In this particular case, I believe Andrew was a bit under-whelmed by the grand purchase.  So I worked on building Hunter’s excitement.  While my mom was outside with the foot pump (best grandma award!) trying to inflate the beauty, I was inside boiling many pots of water.  In Washington it is a rare day that gets hot enough to warm two feet of water from the hose.  You have to add some hose water, then some boiling water, hose water, boiling water, stir three times, check with your elbow, then your toe…then you are good to go.  The boys, with swim trunks on, plastic dinosaurs and power rangers ready, were watching Grandma Georgie out the back window. 
“When wiw it be ready?” asked Hunter.  That’s not a typo, he couldn’t say the letter ‘l’, it came out like ‘w’.  And a ‘th’ was an ‘s’ or ‘d’.  Remember that so you can follow our dialogue from here.  “It takes a while sweetie, gramma needs to blow it up and it’s a big pool”.  Phshhhshhh, phshhhshhh, the steady sound of Grandma G on the foot pump came through the open window. Andrew wandered off, but Hunter stayed to watch.  “Why did we have to get a new poow?” he asked.  “Oh, because this one is sooo much bigger, you are going to have lots of fun,” I answered.  “But I just want to use da udder poow,” replied a slightly higher pitched voice.  I thought he was just being impatient.  Hunter was never, and still is not, a person that cares to wait on things. “Hunter, you just have to wait a little bit longer until gramma is done blowing it up! Let’s go out and see how she’s doing,” I suggested.  Phshhhhshhh, phshhhshhh. He followed me slowly toward the slider door and stopped just inside. I turned to see those big, blue, serious eyes in that little face welling up with tears. I dropped down to my knee, “Honey, what’s the matter?”  “Weww (well),” he said. He dropped his towel and put both hands up in a questioning gesture. “Weww, is it gonna espwode or somesing?!” His little shoulders hunched, a tear rolled down a cheek.

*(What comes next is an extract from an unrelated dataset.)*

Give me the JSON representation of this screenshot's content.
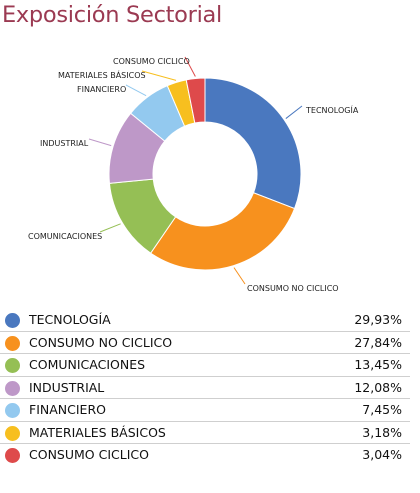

Remember- both boys were about six years old in my activity planning. One of our latest fun finds had been the old Godzilla movies.  You know, the dubbed English ones from my childhood.  Mothra, Ghidra, Megalon and more.  This little three year old had seen them all. Lots of things ‘blowing up’ and exploding thanks to Godzilla and friends! The poor baby. I'm sure he thought grandma and I had lost our minds!

Weww… we recovered that day. A big hug, some muffled laughter, a lengthy explanation of ‘inflatable’, many apologies and careful introduction of the new pool, it all worked out.  I do think he may have looked at Grandma Georgie a little differently after that day.  But that may have worked in her favor as he grew into a teenager.

I’m sure there’s a parenting lesson or two in there.  But I like to focus on communication.  Do you have little ones in your life, or even medium ones?  Don’t dumb it down for them.  They can handle the big words and the big truths. Happy or sad, good or bad.  If you don’t take the time to carefully and honestly explain their world, they will come up with an explanation and interpretation on their own.  That’s not necessarily bad, so long as you remember to ask them what they are thinking.  Come to think of it, it’s not a bad thing to do with everyone that we communicate with.  Ask what they are thinking, repeat what you think you heard (as Hunter wisely did), clarify. And when there are miscommunications, the same tricks might just work- hugs, laughter, explanation, apologies and a more careful approach.  It seems so simple. And maybe it is.

1 comment:

  1. I am a better person for having read this post!